Methods: Patients undergoing awake craniotomy (sleep-awake sleep fashion) were additionally assessed with standard bilateral median nerve SEPs and MEPs. SEPs were recorded at C3’ resp. C4’ referenced to Fz. MEPs were elicited at C3 resp. C4 referenced to Fz. MEPs were recorded from contralateral hand and arm muscles. After dura opening a 4-8-contact strip electrode was placed on the cortex for SEP and EEG-recording, as well as eliciting MEPs (2-5 anodal pulses, each of 0.2–0.4 ms duration, interstimulus time interval 4 ms, 20 mA at maximum). Warning criteria were an amplitude decrement >50% in either modality compared to baseline obtained to a comparable state of consciousness. SEPs and MEPs of the contralateral side served as control and were tested intermittently.
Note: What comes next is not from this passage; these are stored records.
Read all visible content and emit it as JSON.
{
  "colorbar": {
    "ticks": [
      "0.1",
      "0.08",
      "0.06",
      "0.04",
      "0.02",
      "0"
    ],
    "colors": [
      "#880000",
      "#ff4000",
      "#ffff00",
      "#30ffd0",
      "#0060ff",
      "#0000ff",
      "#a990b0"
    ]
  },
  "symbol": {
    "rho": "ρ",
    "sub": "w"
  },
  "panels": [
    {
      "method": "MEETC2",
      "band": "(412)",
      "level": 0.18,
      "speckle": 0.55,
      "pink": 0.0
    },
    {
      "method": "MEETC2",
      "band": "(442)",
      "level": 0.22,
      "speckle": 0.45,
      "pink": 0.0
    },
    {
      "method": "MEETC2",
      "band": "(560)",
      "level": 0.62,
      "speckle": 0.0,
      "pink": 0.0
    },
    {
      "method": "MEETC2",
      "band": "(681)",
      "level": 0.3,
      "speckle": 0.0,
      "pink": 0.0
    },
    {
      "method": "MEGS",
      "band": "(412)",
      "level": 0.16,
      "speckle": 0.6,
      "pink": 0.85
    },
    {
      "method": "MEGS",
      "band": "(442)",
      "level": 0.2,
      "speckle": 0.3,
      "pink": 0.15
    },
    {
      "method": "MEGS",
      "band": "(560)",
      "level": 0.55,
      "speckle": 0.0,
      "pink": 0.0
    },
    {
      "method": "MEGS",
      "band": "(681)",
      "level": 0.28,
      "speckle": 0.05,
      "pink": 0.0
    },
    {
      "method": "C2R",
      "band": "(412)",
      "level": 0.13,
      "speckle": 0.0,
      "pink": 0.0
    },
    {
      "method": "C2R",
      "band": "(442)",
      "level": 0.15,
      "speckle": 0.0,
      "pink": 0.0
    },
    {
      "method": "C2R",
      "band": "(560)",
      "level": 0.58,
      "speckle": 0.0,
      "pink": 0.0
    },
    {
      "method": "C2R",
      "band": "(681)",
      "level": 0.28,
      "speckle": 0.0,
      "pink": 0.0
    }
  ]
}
Results: In all 40 patients (44±13 years, 16 f) SEPs and MEPs were obtained and well tolerated in the opening phase of the surgery. After dura opening, MEPs were evoked direct cortically with the strip electrode without related side effects. In 37 patients, SEPs and MEPs remained unchanged throughout the surgery. None of those patients suffered a new postoperative sensory-motor deficit. In one patient the awakening was prolonged. Simultaneously, an MEP loss was observed and indicated an intratumoral hemorrhage. In the other two patients, sleepiness in the course of the surgery hampered the clinical testing, while MEP losses and SEP amplitude decrement occurred during tumor resection in the mesial border of the tumor. Both patients suffered a new motor deficit with accompanying signal alteration in the postoperative MRI scan. Over a three months period, both patients recovered with a slight hemiparesis.

Conclusions: Standardized median nerve SEPs and MEPs can be obtained during awake craniotomy. This has the benefit of objective methods at hand in case of malcompliance or deterioration of the state of consciousness. This is considered helpful in timely identifying critical surgical steps.